Some culture-based and drug-sensitivity tests — for example, nitrate reductase assay or microcolony analysis — can be carried out using unpatented laboratory techniques that do not require the purchase of kits, equipment or reagents.

But very little is being done by governments and donors to develop laboratory facilities in countries with a high TB burden. This neglect is short-sighted as it has left many regions incapable of performing drug-resistance testing or culture-based diagnosis.

Any call to invest more in the research and development of new diagnostic tools for TB must be accompanied by an appeal for increased spending to improve basic in-country laboratory infrastructure and training.

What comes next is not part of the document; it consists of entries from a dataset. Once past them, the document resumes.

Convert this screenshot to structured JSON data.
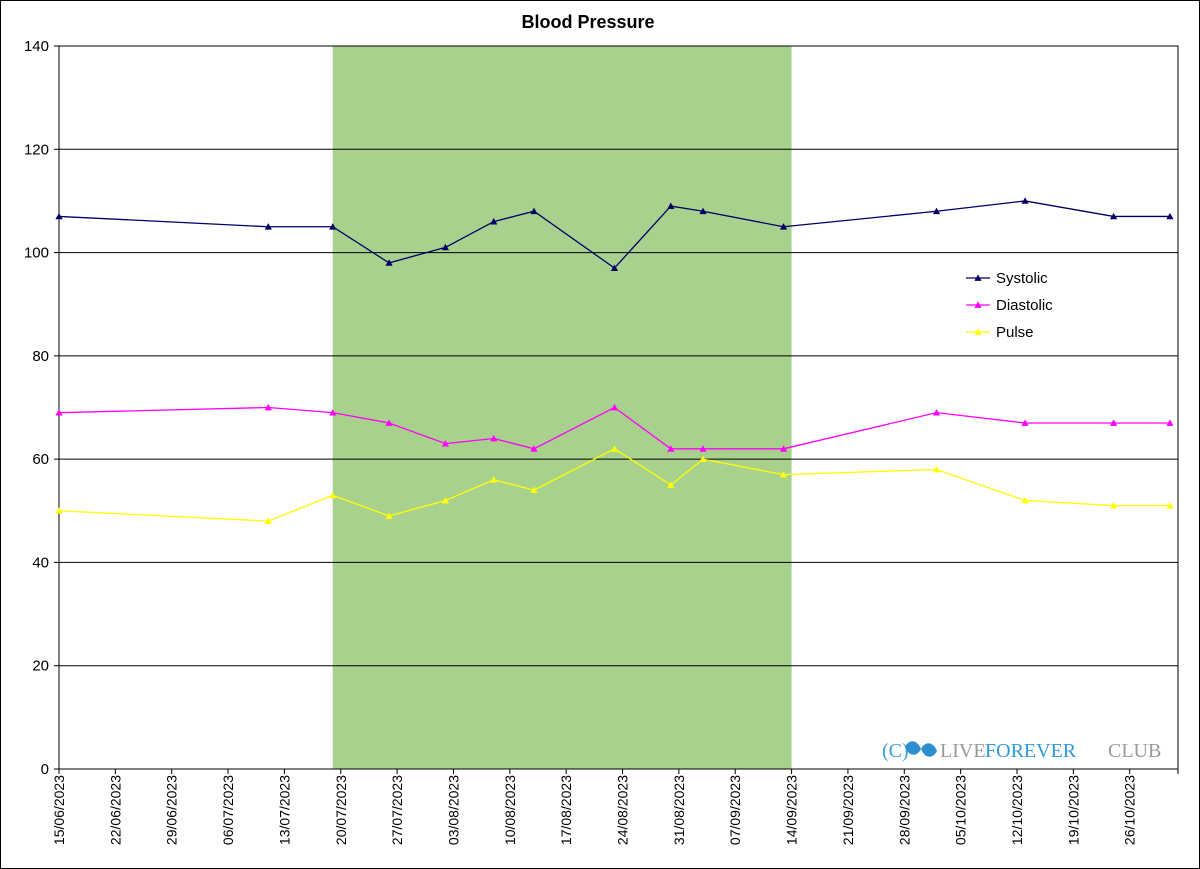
{
  "chart_data": {
    "type": "line",
    "title": "Blood Pressure",
    "xlabel": "",
    "ylabel": "",
    "ylim": [
      0,
      140
    ],
    "yticks": [
      0,
      20,
      40,
      60,
      80,
      100,
      120,
      140
    ],
    "xlim": [
      "15/06/2023",
      "01/11/2023"
    ],
    "xtick_labels": [
      "15/06/2023",
      "22/06/2023",
      "29/06/2023",
      "06/07/2023",
      "13/07/2023",
      "20/07/2023",
      "27/07/2023",
      "03/08/2023",
      "10/08/2023",
      "17/08/2023",
      "24/08/2023",
      "31/08/2023",
      "07/09/2023",
      "14/09/2023",
      "21/09/2023",
      "28/09/2023",
      "05/10/2023",
      "12/10/2023",
      "19/10/2023",
      "26/10/2023"
    ],
    "grid": "horizontal",
    "legend_position": "right",
    "highlight_range": {
      "start": "19/07/2023",
      "end": "14/09/2023",
      "color": "#a9d18e"
    },
    "x": [
      "15/06/2023",
      "11/07/2023",
      "19/07/2023",
      "26/07/2023",
      "02/08/2023",
      "08/08/2023",
      "13/08/2023",
      "23/08/2023",
      "30/08/2023",
      "03/09/2023",
      "13/09/2023",
      "02/10/2023",
      "13/10/2023",
      "24/10/2023",
      "31/10/2023"
    ],
    "series": [
      {
        "name": "Systolic",
        "color": "#000066",
        "values": [
          107,
          105,
          105,
          98,
          101,
          106,
          108,
          97,
          109,
          108,
          105,
          108,
          110,
          107,
          107
        ]
      },
      {
        "name": "Diastolic",
        "color": "#ff00ff",
        "values": [
          69,
          70,
          69,
          67,
          63,
          64,
          62,
          70,
          62,
          62,
          62,
          69,
          67,
          67,
          67
        ]
      },
      {
        "name": "Pulse",
        "color": "#ffff00",
        "values": [
          50,
          48,
          53,
          49,
          52,
          56,
          54,
          62,
          55,
          60,
          57,
          58,
          52,
          51,
          51
        ]
      }
    ]
  },
  "watermark": {
    "prefix": "(C)",
    "live": "LIVE",
    "forever": "FOREVER",
    "club": "CLUB"
  }
}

There is little to be gained from attempting to implement high-tech, high-maintenance and high-cost procedures in resource-poor settings. Yet last year, when Médecins Sans Frontières approached several companies who were developing TB diagnostics with a view to analysing those in the pipeline, the organisation found that very few companies were aware of the reality of the poor working conditions and limited resources available on the ground.

Techniques developed in affected countries will be less removed from the reality of TB control than those emerging from well-funded and well-equipped labs abroad. Capacity building for TB research and development in resource-poor countries must be seen as a global priority.

The WHO and Stop-TB partnership aims to halve TB prevalence worldwide by 2050. Our best chance of achieving this ambitious target is to combine new diagnostics research with efforts to scale up the methods already available and implement them where they are most needed — in the peripheral outposts on the frontlines of the TB emergency.

Evelyn Harvey is a PhD student at the UK Medical Research Council's National Institute of Medical Research and a resource team member for Health and Development Networks Stop-TB eForum.